USC coaches had talked all week about the need to pressure Hogan and prevent him from finding his rhythm.
That did not seem as if it would be a difficult task after the Stanford offense’s dreadful performance in a season-opening loss at Northwestern and last week’s victory over Central Florida, which featured another dull first-half performance.
But, save for two plays in the third quarter, Stanford’s offensive line gave Hogan plenty of time, and multipurpose running back Christian McCaffrey made like former Cardinal workhorse backs Toby Gerhart and Tyler Gaffney, rushing for 115 yards in 26 carries to help set up three short touchdown runs by Remound Wright.
Hogan completed 18 of 23 passes.
“We just didn’t execute,” USC linebacker Su’a Cravens said. “We had ‘em in situations that we wanted to be in.
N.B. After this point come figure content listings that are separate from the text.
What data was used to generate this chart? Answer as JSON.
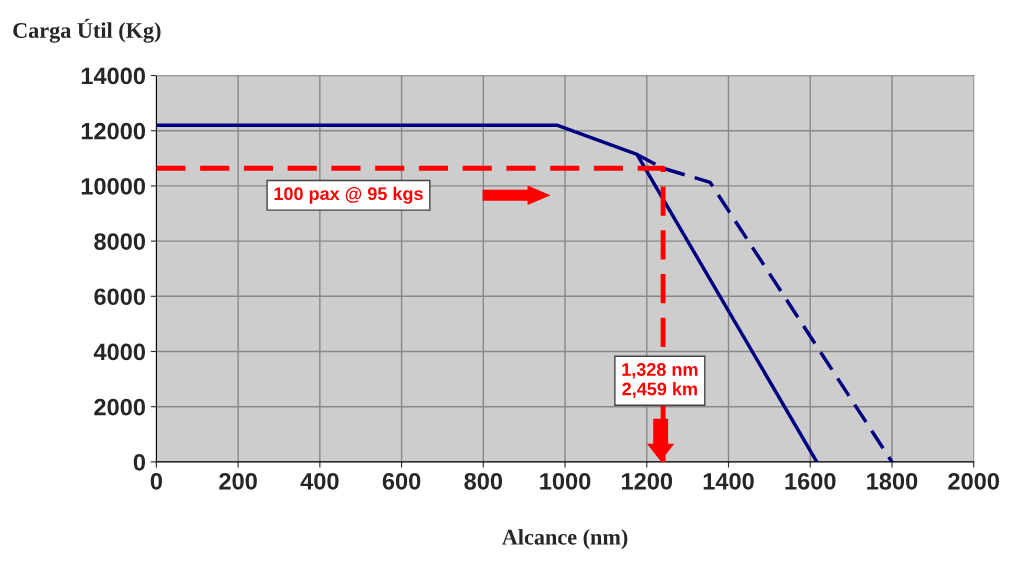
{
  "chart_data": {
    "type": "line",
    "ylabel": "Carga Útil (Kg)",
    "xlabel": "Alcance (nm)",
    "xlim": [
      0,
      2000
    ],
    "xticks": [
      0,
      200,
      400,
      600,
      800,
      1000,
      1200,
      1400,
      1600,
      1800,
      2000
    ],
    "ylim": [
      0,
      14000
    ],
    "yticks": [
      0,
      2000,
      4000,
      6000,
      8000,
      10000,
      12000,
      14000
    ],
    "grid": true,
    "legend": false,
    "series": [
      {
        "color": "#000080",
        "line_style": "solid",
        "x": [
          0,
          980,
          1176,
          1616
        ],
        "values": [
          12200,
          12200,
          11140,
          0
        ]
      },
      {
        "color": "#000080",
        "line_style": "dashed",
        "x": [
          1176,
          1240,
          1355,
          1800
        ],
        "values": [
          11140,
          10640,
          10130,
          0
        ]
      },
      {
        "color": "#ff0000",
        "line_style": "dashed",
        "x": [
          0,
          1240,
          1240
        ],
        "values": [
          10640,
          10640,
          0
        ]
      }
    ],
    "annotations": [
      "100 pax @ 95 kgs",
      "1,328 nm\n2,459 km"
    ]
  }
}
We got them into third down and just couldn’t get off the field.
“With an offense like that, when they’re physical and they keep converting third downs that turn into long drives, it’s hard to stop them.”
Stanford outgained USC, 474-427, and benefited from eight USC penalties, including one that nullified a 97-yard kickoff return for a touchdown by Adoree’ Jackson.
“Not only were they penalties,” Sarkisian said, “they were major fouls.”
The Trojans also continued to struggle on third down, converting only four of 10.
But USC’s main fault was consistently failing to wrap up Hogan in the backfield when it had opportunities.
USC’s defensive line was a question mark before the season and it remained one for defensive coordinator Justin Wilcox after getting only two sacks in the first two games.
“Everyone else just helped me out and put me on their shoulders,” Hogan said.
USC was ahead, 14-7, at the end of the first quarter and pushed the margin to 21-10 when Cody Kessler connected with JuJu Smith-Schuster on a 54-yard touchdown pass play.
But Hogan directed two scoring drives, finishing the second with a 17-yard touchdown pass to receiver Devon Cajuste for a 24-21 halftime lead.
Kessler completed 25 of 32 passes for 272 yards and three touchdowns.
“This doesn’t define this team,” Kessler said of the loss. “It’s a long season. We got a very tough road game next week.… I think this could be turning point.”
Said Jackson: “This is one of those things. You don’t expect it but when it happens you have to bounce back.”
USC defensive lineman Greg Townsend Jr. and linebacker Anthony Sarao sacked Hogan on consecutive plays early in the third quarter to spark the Trojans, who took a 28-24 lead on Kessler’s short touchdown pass to Steven Mitchell Jr.
But Stanford scored on consecutive possessions to go ahead, 38-28 early in the fourth quarter.
An Alex Wood field goal pulled USC within seven points with about nine minutes left.
But Hogan engineered another time-consuming drive that former Loyola High kicker Conrad Ukropina ended with a 46-yard field goal, sealing the victory.
“They came ready to play,” Sarkisian said of the Cardinal. “Like I knew they would.”